Embracing the miracle, literally

Jen Wilkin has great news: The more intimate relationship with God you’ve been hungry for is closer than you think

Jen Wilkin has spent decades advocating for biblical literacy. Through her books, podcasts, and numerous speaking and teaching engagements each year, she aims to guide women not just to a deeper understanding of who God is, but into a more intimate relationship with Him. Wilkin will be the featured speaker at the Empower Conference women’s session, and she recently spoke to the Texan about how the closer walk with God many are seeking is closer than they may think.

You wrote a book with JT English titled, You Are a Theologian. How do you define theologian, and what’s the connection between theology and knowing and loving God well?

JW: The word theologian means “one who has words about God.” Everyone has words about God—Christians, Hindus, Muslims, even atheists and agnostics. The question is whether we have words about God that are true. For the believer in Christ the question is, “Are our words about God distinctly Christian? Are they accurate to how He has revealed Himself?”

All the data is showing us many Christians cannot articulate even basic Christian beliefs. If our words about God are not accurate, our love of God is revealed as shallow or false. … We make a habit of learning about those we love. When we don’t display an interest in knowing about God, our love for Him must come into question.

And here’s the best part: to know Him is to love Him. The more we learn about Him, the more our love for Him is fanned into flame and the better we are able to imitate Him as we were created to do.

Many Christians can remember a time when God’s Word came to life for them. When did that moment happen for you?

JW: I have a degree in English. I grew up around the Bible, but no one had ever told me that all the skills I had learned to understand English literature were useful for understanding the Bible. It wasn’t until I wandered into a Precept class looking for more depth in my late 20s that I realized we were allowed to read the Bible as we would any other book. … It was common to attend a Bible study and have very little contact with the Bible, much less learn tools to understand it. That Precept study gave me permission to utilize tools I already knew how to use and to help other women to do the same.

Your ministry, in a sense, is based on taking people on an ever-deeper dive into God’s Word. How does that journey feed into the biblical call to evangelize?

JW: Many women come to faith after being invited to Bible study. … Unbelievers think the Bible is boring and outdated, and a well-conceived Bible study shows them this is profoundly false. Candidly, it does the same thing for believers who carry this misconception. 

Perhaps the most important tie between Bible study and evangelism is the Great Commission. Jesus seamlessly connects the work of evangelism to discipleship.

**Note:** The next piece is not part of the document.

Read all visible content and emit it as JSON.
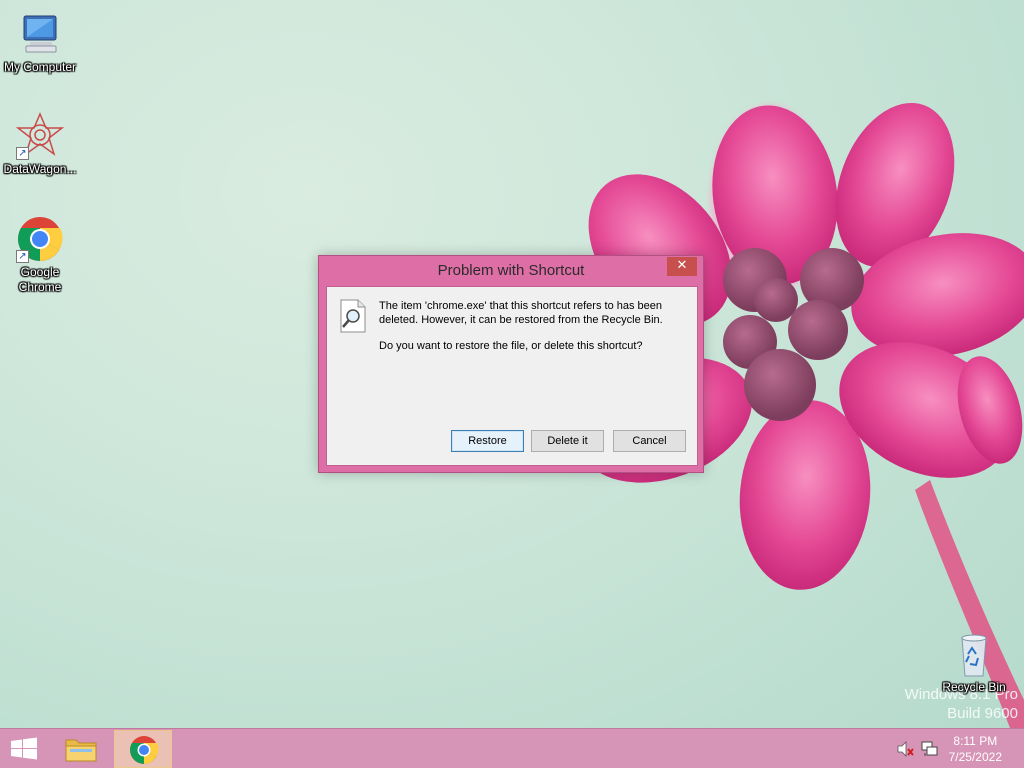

Make disciples, baptize them, teach them to observe all that I have commanded. Too often we reduce evangelism to making converts instead of making disciples. But if we are to fulfill the Great Commission, we need more than a gospel presentation. We need to be able to teach all that Jesus commanded. In a full-blown Bible literacy crisis, the church is currently limping in this regard. That’s why I do what I do. We can’t teach others what we ourselves barely know.

What are some practical steps anyone can take to more consistently and effectively study God’s Word?

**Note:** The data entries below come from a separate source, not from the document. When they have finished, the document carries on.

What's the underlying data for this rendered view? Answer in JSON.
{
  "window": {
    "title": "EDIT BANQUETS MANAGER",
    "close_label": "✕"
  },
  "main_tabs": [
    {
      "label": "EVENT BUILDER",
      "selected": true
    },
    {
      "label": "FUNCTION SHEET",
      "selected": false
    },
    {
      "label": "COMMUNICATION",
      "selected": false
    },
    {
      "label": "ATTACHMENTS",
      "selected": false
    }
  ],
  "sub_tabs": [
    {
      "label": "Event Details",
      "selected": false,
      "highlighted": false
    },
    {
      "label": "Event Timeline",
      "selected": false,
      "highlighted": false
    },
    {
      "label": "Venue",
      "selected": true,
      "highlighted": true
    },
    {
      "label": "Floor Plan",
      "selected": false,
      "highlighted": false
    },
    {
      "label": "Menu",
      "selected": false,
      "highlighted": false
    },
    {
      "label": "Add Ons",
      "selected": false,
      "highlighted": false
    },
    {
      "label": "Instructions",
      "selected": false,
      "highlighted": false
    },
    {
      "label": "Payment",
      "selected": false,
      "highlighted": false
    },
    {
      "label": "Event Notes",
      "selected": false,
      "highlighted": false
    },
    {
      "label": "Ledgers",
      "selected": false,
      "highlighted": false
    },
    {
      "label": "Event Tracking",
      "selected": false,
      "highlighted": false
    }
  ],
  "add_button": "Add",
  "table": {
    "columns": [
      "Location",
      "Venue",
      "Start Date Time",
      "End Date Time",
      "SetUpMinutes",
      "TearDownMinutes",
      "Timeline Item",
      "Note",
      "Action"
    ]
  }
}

JW: Many of us think any form of engagement with the Bible is good engagement, but this is demonstrably false. The most common report I hear when women are exposed to literacy-building tools is, “I’ve been in church my whole life, and no one has taught me this.” Instead, they were taught to have a 15-minute quiet time each morning, using devotional or topical material that does all the work for them. … Devotional and topical content is not foundational like a Bible reading plan or a line-by-line study.  

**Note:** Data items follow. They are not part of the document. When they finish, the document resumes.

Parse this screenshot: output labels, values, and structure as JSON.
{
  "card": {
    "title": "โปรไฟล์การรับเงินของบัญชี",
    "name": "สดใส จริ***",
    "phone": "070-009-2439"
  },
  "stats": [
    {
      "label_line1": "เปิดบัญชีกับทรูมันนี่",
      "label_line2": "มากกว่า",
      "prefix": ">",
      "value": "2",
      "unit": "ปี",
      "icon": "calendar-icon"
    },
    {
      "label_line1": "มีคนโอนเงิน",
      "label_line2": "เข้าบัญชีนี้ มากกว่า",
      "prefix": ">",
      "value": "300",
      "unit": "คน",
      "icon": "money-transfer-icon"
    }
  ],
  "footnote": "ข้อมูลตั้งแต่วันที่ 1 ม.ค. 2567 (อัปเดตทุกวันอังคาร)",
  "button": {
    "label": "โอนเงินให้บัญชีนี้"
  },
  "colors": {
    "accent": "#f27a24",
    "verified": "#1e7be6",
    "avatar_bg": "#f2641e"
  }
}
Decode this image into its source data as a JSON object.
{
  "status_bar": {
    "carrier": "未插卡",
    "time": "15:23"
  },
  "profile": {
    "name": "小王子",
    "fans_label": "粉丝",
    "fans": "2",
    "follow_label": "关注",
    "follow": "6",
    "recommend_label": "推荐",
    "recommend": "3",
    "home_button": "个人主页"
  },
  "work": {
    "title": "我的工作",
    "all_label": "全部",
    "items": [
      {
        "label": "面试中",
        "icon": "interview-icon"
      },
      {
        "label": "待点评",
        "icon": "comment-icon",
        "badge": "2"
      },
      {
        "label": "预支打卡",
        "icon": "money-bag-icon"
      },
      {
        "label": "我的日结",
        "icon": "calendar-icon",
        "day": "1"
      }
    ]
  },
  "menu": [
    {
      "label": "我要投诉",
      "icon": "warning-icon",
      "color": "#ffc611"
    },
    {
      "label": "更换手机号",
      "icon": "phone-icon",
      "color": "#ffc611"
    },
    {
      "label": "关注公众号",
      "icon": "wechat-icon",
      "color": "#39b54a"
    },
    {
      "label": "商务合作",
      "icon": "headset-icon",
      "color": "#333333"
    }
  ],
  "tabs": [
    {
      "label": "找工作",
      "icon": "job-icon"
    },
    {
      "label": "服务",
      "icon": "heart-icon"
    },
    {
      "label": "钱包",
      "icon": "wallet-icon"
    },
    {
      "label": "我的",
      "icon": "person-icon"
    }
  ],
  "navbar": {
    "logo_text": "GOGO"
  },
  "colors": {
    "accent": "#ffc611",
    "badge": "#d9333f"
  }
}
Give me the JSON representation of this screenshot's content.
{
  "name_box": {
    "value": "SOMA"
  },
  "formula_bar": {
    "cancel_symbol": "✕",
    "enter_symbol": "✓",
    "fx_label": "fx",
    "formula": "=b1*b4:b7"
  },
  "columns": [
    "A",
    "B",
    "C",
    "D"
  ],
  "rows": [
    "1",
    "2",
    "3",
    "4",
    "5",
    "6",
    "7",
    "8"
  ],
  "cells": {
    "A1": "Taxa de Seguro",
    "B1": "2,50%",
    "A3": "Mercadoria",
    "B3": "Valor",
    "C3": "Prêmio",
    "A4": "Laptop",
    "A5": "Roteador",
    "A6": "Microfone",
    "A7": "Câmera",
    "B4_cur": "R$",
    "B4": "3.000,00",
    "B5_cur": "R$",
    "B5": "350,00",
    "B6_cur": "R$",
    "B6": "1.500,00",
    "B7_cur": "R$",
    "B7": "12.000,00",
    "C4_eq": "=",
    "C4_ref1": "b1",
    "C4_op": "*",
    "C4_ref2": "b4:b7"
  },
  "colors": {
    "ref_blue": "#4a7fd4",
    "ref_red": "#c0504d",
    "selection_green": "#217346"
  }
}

In my book Women of the Word, and in my studies, I introduce a comprehensive method for growing in Bible literacy. Here’s the simplest first step toward achieving it: Read entire books of the Bible from start to finish repetitively. … Read through in your favorite translation and then start reading in different translations. Listen to the book read aloud on an app. Even better, read it aloud yourself. Copy it out by hand. As you do this, the shape of the book begins to come into focus. Before you start reading repetitively, do a little digging to find out who wrote the book, to whom it was written, when it was written, and in what style. Any study Bible will have this information for you. Then, put away the study Bible and read repetitively without study notes.

What’s one thing you’ve learned to this point in your ministry you know you’ll never forget?

JW: The Bible is a miracle. I know that may sound crashingly obvious, but I can say at this point in my life and ministry that I have witnessed that miracle firsthand. Think about it: 66 books by over 40 authors, written across 1,500 years in three languages. One consistent message. The odds of this are astronomical. But that only scratches the surface of the perfect interconnectedness of the words, symbols, and images. When Christians say they need a miracle to build their faith, I want to shout, “You’re holding it in your hand! You have access to it on your laptop and your phone! You own multiple copies!” It lies scattered around us like so much manna in the wilderness. We have only to take it up and receive the miracle of our daily bread.